Query parameters to preserve during URL deduplication.

**Why this matters:**

URLs are deduplicated before crawling:
- `/page?id=1&utm_source=google` → `/page?id=1` (utm dropped)

Without configuration, all query params are dropped except those in `allow_query_params`.

**Examples:**

Preserve pagination:
```toml
[crawler]
allow_query_params = ["page"]
```

Preserve filters:
```toml
[crawler]
allow_query_params = ["category", "sort", "filter", "q"]
```

Preserve all query params:
```toml
[crawler]
allow_query_params = ["*"]
```

**Use case:**

E-commerce site with filters:
```toml
[crawler]
allow_query_params = ["category", "price", "brand", "page"]
```

This preserves:
- `/products?category=shoes` ✓
- `/products?category=shoes&page=2` ✓

This drops:
- `/products?utm_source=google` ✗ (becomes `/products`)
- `/products?gclid=abc123` ✗ (becomes `/products`)

---

### `drop_query_prefixes`

**Type:** `string[]`
**Default:** `["utm_", "gclid", "fbclid"]`

Query parameter prefixes to always drop, even if in `allow_query_params`.

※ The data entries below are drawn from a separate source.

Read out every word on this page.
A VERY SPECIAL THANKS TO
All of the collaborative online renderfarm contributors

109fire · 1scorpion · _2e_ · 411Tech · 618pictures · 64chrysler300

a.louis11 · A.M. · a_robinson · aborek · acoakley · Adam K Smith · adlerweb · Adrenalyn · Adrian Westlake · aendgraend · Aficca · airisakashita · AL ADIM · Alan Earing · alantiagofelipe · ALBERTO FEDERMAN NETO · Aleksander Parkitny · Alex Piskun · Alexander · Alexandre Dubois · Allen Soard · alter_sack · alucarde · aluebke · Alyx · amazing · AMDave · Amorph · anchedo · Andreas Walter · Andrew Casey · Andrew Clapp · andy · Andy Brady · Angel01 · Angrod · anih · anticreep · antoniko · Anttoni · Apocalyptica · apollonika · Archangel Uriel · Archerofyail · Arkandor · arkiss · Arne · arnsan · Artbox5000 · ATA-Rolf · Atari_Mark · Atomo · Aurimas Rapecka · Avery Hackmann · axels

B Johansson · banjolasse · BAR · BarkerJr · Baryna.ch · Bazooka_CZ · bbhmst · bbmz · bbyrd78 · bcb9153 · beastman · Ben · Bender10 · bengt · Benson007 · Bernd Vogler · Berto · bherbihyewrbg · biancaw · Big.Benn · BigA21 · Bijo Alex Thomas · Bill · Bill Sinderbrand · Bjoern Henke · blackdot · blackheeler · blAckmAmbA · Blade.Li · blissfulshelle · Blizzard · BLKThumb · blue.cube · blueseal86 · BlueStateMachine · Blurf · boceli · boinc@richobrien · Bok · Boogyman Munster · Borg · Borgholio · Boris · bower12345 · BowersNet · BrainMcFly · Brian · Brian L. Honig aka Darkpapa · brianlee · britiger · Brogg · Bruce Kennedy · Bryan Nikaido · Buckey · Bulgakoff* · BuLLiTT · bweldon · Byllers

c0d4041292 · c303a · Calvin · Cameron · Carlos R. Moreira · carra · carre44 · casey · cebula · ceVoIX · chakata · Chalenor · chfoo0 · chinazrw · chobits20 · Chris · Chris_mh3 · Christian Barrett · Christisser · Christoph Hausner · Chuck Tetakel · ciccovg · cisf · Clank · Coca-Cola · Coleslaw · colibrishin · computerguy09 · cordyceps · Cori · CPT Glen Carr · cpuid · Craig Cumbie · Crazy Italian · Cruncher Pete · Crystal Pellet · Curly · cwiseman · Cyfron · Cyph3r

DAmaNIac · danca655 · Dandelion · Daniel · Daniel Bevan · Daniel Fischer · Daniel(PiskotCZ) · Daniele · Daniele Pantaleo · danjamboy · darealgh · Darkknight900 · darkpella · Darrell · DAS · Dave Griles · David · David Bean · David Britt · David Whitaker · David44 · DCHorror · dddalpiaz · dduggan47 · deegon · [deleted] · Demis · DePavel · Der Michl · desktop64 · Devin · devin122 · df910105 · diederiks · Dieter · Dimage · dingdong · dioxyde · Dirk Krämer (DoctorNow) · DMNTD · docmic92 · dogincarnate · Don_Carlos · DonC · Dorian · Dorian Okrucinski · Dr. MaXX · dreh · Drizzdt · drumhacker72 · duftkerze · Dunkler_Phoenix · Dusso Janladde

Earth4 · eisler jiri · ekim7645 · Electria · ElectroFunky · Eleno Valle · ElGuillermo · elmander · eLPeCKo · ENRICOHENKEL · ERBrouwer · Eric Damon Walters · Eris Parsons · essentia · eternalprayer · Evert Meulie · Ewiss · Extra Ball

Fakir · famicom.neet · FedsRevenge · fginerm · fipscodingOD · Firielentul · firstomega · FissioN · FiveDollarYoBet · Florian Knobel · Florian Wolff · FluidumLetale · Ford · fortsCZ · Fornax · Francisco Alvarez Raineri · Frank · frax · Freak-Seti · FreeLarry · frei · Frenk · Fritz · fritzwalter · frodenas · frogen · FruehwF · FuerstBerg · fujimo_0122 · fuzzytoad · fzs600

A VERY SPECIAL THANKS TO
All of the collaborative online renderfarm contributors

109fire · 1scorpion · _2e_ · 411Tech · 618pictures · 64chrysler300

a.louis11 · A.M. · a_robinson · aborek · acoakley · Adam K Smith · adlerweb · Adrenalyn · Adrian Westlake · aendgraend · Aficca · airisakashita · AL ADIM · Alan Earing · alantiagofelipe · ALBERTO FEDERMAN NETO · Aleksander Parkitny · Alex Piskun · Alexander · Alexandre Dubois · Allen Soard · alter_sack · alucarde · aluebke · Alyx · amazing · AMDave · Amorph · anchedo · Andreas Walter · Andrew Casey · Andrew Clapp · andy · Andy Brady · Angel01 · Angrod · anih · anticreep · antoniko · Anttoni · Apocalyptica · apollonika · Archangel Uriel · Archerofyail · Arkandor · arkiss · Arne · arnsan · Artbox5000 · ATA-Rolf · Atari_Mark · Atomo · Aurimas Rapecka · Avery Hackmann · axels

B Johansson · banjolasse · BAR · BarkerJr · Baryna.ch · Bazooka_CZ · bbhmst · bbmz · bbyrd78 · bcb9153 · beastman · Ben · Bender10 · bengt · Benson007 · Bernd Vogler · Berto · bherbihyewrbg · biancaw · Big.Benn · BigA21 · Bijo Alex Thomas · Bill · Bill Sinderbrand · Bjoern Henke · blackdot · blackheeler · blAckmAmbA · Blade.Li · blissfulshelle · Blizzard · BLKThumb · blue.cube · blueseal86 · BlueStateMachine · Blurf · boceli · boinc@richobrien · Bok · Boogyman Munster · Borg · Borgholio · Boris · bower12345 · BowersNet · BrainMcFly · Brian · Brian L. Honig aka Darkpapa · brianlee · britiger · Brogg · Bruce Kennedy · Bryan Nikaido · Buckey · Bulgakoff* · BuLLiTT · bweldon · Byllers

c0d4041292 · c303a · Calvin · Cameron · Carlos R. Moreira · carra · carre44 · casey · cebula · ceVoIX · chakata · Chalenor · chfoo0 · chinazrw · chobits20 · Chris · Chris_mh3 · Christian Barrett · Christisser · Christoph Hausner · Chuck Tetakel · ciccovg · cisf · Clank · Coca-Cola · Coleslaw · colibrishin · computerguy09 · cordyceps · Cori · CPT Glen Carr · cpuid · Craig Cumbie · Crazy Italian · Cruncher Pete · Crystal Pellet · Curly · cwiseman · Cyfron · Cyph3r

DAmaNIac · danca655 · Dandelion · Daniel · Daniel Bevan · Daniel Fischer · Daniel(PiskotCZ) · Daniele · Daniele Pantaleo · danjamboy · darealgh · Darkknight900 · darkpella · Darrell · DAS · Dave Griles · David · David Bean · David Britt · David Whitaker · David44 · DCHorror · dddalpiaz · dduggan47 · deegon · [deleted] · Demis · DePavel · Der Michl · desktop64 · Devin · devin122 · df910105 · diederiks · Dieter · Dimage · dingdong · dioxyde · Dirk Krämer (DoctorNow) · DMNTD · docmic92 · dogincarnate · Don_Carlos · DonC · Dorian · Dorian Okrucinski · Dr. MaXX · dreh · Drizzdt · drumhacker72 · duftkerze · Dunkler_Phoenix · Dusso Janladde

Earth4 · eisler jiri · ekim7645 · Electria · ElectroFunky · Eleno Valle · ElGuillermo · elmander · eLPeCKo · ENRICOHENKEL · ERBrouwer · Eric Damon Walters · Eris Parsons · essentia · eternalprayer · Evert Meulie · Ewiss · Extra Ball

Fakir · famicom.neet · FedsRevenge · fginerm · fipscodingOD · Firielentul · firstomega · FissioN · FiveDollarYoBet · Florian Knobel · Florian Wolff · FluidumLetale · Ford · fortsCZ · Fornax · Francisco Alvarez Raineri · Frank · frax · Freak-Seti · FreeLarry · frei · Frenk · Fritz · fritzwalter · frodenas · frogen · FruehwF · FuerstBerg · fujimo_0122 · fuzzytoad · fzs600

**Default tracking params dropped:**
- `utm_*` - Google Analytics (utm_source, utm_medium, etc.)
- `gclid` - Google Ads
- `fbclid` - Facebook Ads

**Examples:**

Drop more tracking params:
```toml
[crawler]
drop_query_prefixes = [
  "utm_",
  "gclid",
  "fbclid",
  "mc_",       # Mailchimp
  "_ga",       # Google Analytics
  "ref",       # Referrer
  "source"     # Generic source tracking
]
```

Drop nothing:
```toml
[crawler]
drop_query_prefixes = []
```

---

## Crawl Strategy

### `breadth_first`

**Type:** `boolean`
**Default:** `true`

Use breadth-first crawling for better site coverage.

**Breadth-first (default):**
- Crawls level-by-level
- Discovers homepage, then all links from homepage, then all links from those pages
- Better site coverage
- Avoids getting stuck in deep paths

**Depth-first (`false`):**
- Crawls as deep as possible before backtracking
- Can get stuck in deep sections
- Less even coverage

**Example:**

Disable breadth-first:
```toml
[crawler]
breadth_first = false
```

**Recommendation:** Keep `true` (default) for most sites.

---

### `max_prefix_budget`

**Type:** `number`
**Default:** `0.25` (25%)
**Range:** `0.1` to `1.0`

Maximum percentage of crawl budget for any single path prefix.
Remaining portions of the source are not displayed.